Baltimore City leaders and community members honored the lives of six students killed this past year while calling for an end to gun violence at an annual remembrance event Friday.
Standing outside the school district’s central office, friends and family held signs with the names of the students, who range in age from four-years-old to 17. In 2023, 19 students died by gun violence. Last year, that number dropped to 11.
But Mayor Brandon Scott said even one life lost is too many.
“These six young people should be here with us, smiling, either preparing for graduation or preparing for summer break and just having fun as children do with full lives,” he said. “That’s why we don’t celebrate reductions, we acknowledge them.”
Scott said the belief that change is possible keeps him going.
“We'll continue to break the cycle of trauma,” he said. “We can see a year where we lose no young people to violence, no lives.”
Western High School senior Brooke Bourne recited a spoken word poem, saying Baltimore children and teenagers are forced to be “scholars of survival, students of sorrow.”
“To the mother who hums lullabies to a gravestone, to the teacher who tapes a report card to a desk that will never be filled, to the city that loves hard but bleeds harder,” she said, “We don't need no more lessons in silence. We need healing in the curriculum.”

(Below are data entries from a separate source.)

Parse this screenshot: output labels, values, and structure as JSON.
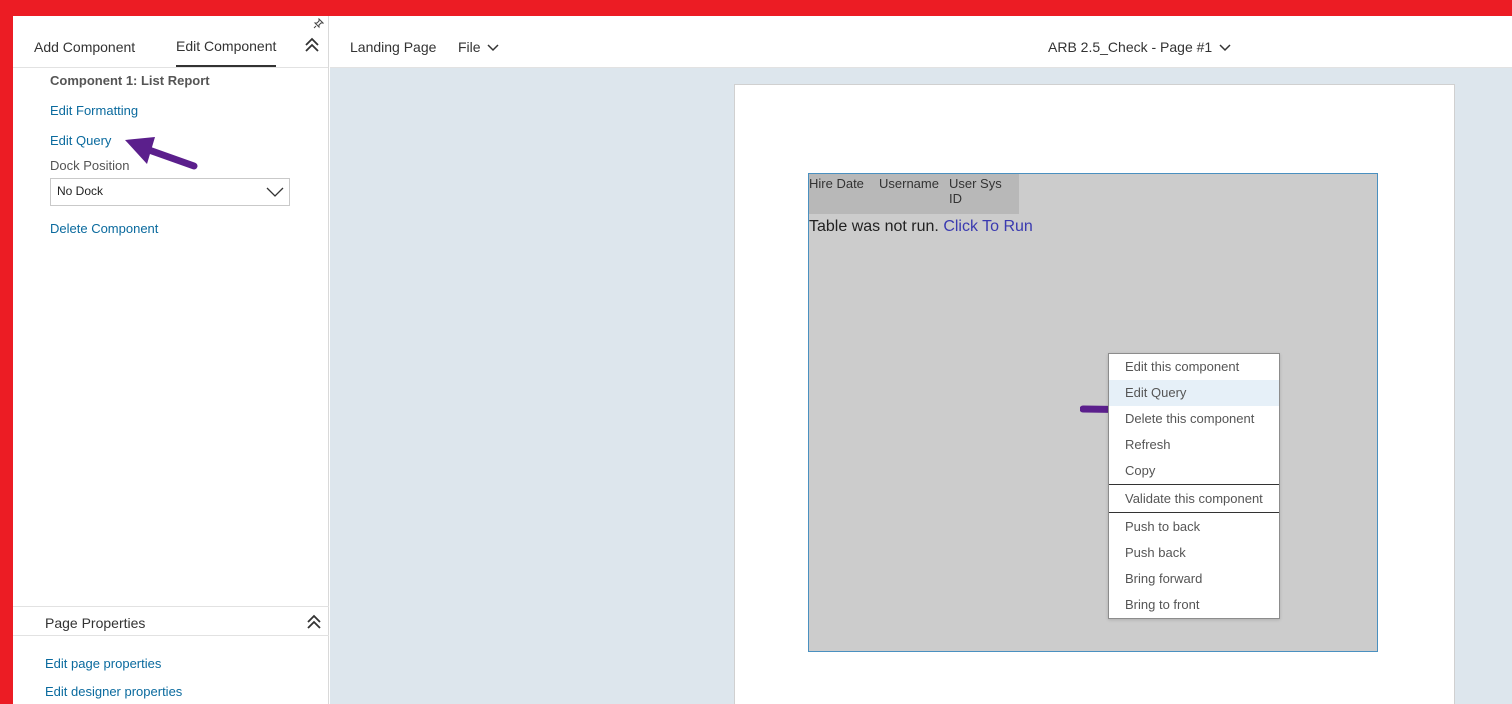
{
  "left_panel": {
    "tabs": {
      "add": "Add Component",
      "edit": "Edit Component"
    },
    "component_title": "Component 1: List Report",
    "edit_formatting": "Edit Formatting",
    "edit_query": "Edit Query",
    "dock_label": "Dock Position",
    "dock_value": "No Dock",
    "delete": "Delete Component",
    "page_properties": {
      "title": "Page Properties",
      "edit_page": "Edit page properties",
      "edit_designer": "Edit designer properties"
    }
  },
  "topbar": {
    "landing": "Landing Page",
    "file": "File",
    "page_title": "ARB 2.5_Check - Page #1"
  },
  "table": {
    "columns": [
      "Hire Date",
      "Username",
      "User Sys ID"
    ],
    "message": "Table was not run.",
    "run_link": "Click To Run"
  },
  "context_menu": {
    "items": [
      "Edit this component",
      "Edit Query",
      "Delete this component",
      "Refresh",
      "Copy"
    ],
    "validate": "Validate this component",
    "arrange": [
      "Push to back",
      "Push back",
      "Bring forward",
      "Bring to front"
    ]
  },
  "colors": {
    "frame": "#ec1c24",
    "link": "#0a6a9e",
    "arrow": "#5b1f8c",
    "canvas": "#dde6ed"
  },
  "icons": [
    "pin-icon",
    "double-chevron-up-icon",
    "chevron-down-icon",
    "annotation-arrow"
  ]
}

A bell rang as CEO Sonja Santelises read the names of the students lost to gun violence in the past year:
Denzel Johnson, 17, from Augusta Fells Savage Institute of Visual Arts.
Breunna Cormley, 12, from the National Academy Foundation.
Jasper Davis, 14, a rising freshman at Patterson High School.
Jacobi Jones, 4, a pre-kindergarten student at Moravia Park Elementary School.
William Gardner, 17, a student at Excel Academy.
Cortez Lemon Jr., 14, from Leith Walk Elementary/Middle School.
Santelises urged attendees to “hold the name of that student, the profile of that student, close and remember that they were each gems that we were given.”
“As adults, we need to sit with how our young people are processing what is happening around them,” she said. “How they take it in, how they interpret what this is doing to them.”